The suspects were indicted earlier this year, but Hezbollah has refused to arrest them and send them for trial at the U.N.-backed Special Tribunal for Lebanon's courtroom.
The court said in a statement Monday that trial judges have been asked "to determine whether proceedings in absentia should be initiated" against the four men.
The Iranian-backed Shiite militia Hezbollah denies involvement in the Feb. 14, 2005, truck bombing that killed Hariri and 22 others, including the suicide bomber, in Beirut.

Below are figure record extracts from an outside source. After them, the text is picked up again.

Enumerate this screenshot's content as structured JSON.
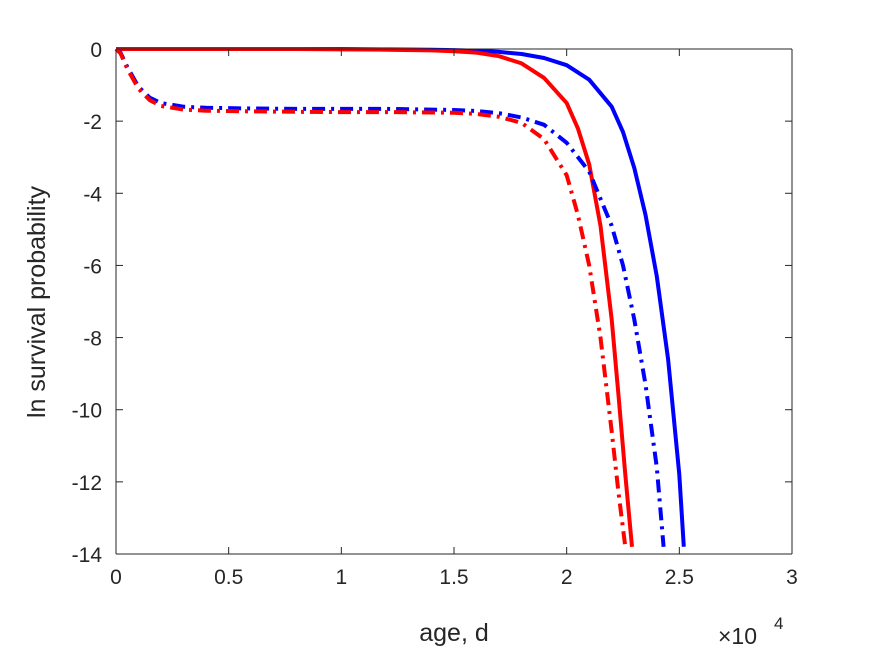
{
  "chart_data": {
    "type": "line",
    "xlabel": "age, d",
    "ylabel": "ln survival probability",
    "x_exponent_multiplier": "×10",
    "x_exponent_power": "4",
    "xlim": [
      0,
      30000
    ],
    "ylim": [
      -14,
      0
    ],
    "x_tick_values": [
      0,
      5000,
      10000,
      15000,
      20000,
      25000,
      30000
    ],
    "x_tick_labels": [
      "0",
      "0.5",
      "1",
      "1.5",
      "2",
      "2.5",
      "3"
    ],
    "y_tick_values": [
      0,
      -2,
      -4,
      -6,
      -8,
      -10,
      -12,
      -14
    ],
    "y_tick_labels": [
      "0",
      "-2",
      "-4",
      "-6",
      "-8",
      "-10",
      "-12",
      "-14"
    ],
    "grid": false,
    "series": [
      {
        "color": "#0000ff",
        "dash": "solid",
        "x": [
          0,
          2000,
          5000,
          8000,
          10000,
          12000,
          14000,
          15000,
          16000,
          17000,
          18000,
          19000,
          20000,
          21000,
          22000,
          22500,
          23000,
          23500,
          24000,
          24500,
          25000,
          25200
        ],
        "y": [
          0,
          0,
          0,
          0,
          0,
          -0.01,
          -0.02,
          -0.03,
          -0.05,
          -0.08,
          -0.14,
          -0.25,
          -0.45,
          -0.85,
          -1.6,
          -2.3,
          -3.3,
          -4.6,
          -6.3,
          -8.6,
          -11.8,
          -13.8
        ]
      },
      {
        "color": "#ff0000",
        "dash": "solid",
        "x": [
          0,
          2000,
          5000,
          8000,
          10000,
          12000,
          14000,
          15000,
          16000,
          17000,
          18000,
          19000,
          20000,
          20500,
          21000,
          21500,
          22000,
          22300,
          22600,
          22900
        ],
        "y": [
          0,
          0,
          0,
          0,
          -0.01,
          -0.02,
          -0.04,
          -0.06,
          -0.1,
          -0.2,
          -0.4,
          -0.8,
          -1.5,
          -2.2,
          -3.2,
          -4.9,
          -7.5,
          -9.6,
          -11.8,
          -13.8
        ]
      },
      {
        "color": "#0000ff",
        "dash": "dashdot",
        "x": [
          0,
          200,
          500,
          1000,
          1500,
          2000,
          3000,
          4000,
          6000,
          8000,
          10000,
          12000,
          14000,
          15000,
          16000,
          17000,
          18000,
          19000,
          20000,
          21000,
          22000,
          22500,
          23000,
          23500,
          24000,
          24300
        ],
        "y": [
          0,
          -0.1,
          -0.5,
          -1.05,
          -1.35,
          -1.5,
          -1.6,
          -1.63,
          -1.65,
          -1.66,
          -1.66,
          -1.66,
          -1.68,
          -1.69,
          -1.72,
          -1.78,
          -1.9,
          -2.1,
          -2.6,
          -3.4,
          -4.9,
          -6.0,
          -7.5,
          -9.3,
          -11.6,
          -13.8
        ]
      },
      {
        "color": "#ff0000",
        "dash": "dashdot",
        "x": [
          0,
          200,
          500,
          1000,
          1500,
          2000,
          3000,
          4000,
          6000,
          8000,
          10000,
          12000,
          14000,
          15000,
          16000,
          17000,
          18000,
          19000,
          20000,
          20500,
          21000,
          21500,
          22000,
          22300,
          22600
        ],
        "y": [
          0,
          -0.12,
          -0.55,
          -1.1,
          -1.42,
          -1.58,
          -1.68,
          -1.71,
          -1.73,
          -1.74,
          -1.75,
          -1.75,
          -1.76,
          -1.77,
          -1.8,
          -1.88,
          -2.05,
          -2.5,
          -3.5,
          -4.6,
          -6.0,
          -8.0,
          -10.6,
          -12.3,
          -13.8
        ]
      }
    ]
  }
}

The four suspects include Mustafa Badreddine, a Hezbollah commander who is also the suspected bombmaker for the 1983 bombing of the U.S. Marine barracks in Beirut that killed 241 Americans.
The other suspects are Salim Ayyash, also known as Abu Salim; Assad Sabra and Hassan Oneissi, who changed his name to Hassan Issa.
Under the tribunal's rules, judges can consider calling for a trial in absentia if the suspects are not arrested within 30 days of their names being advertised.
Monday's announcement comes a month after wanted posters for the four men were first displayed in Lebanon.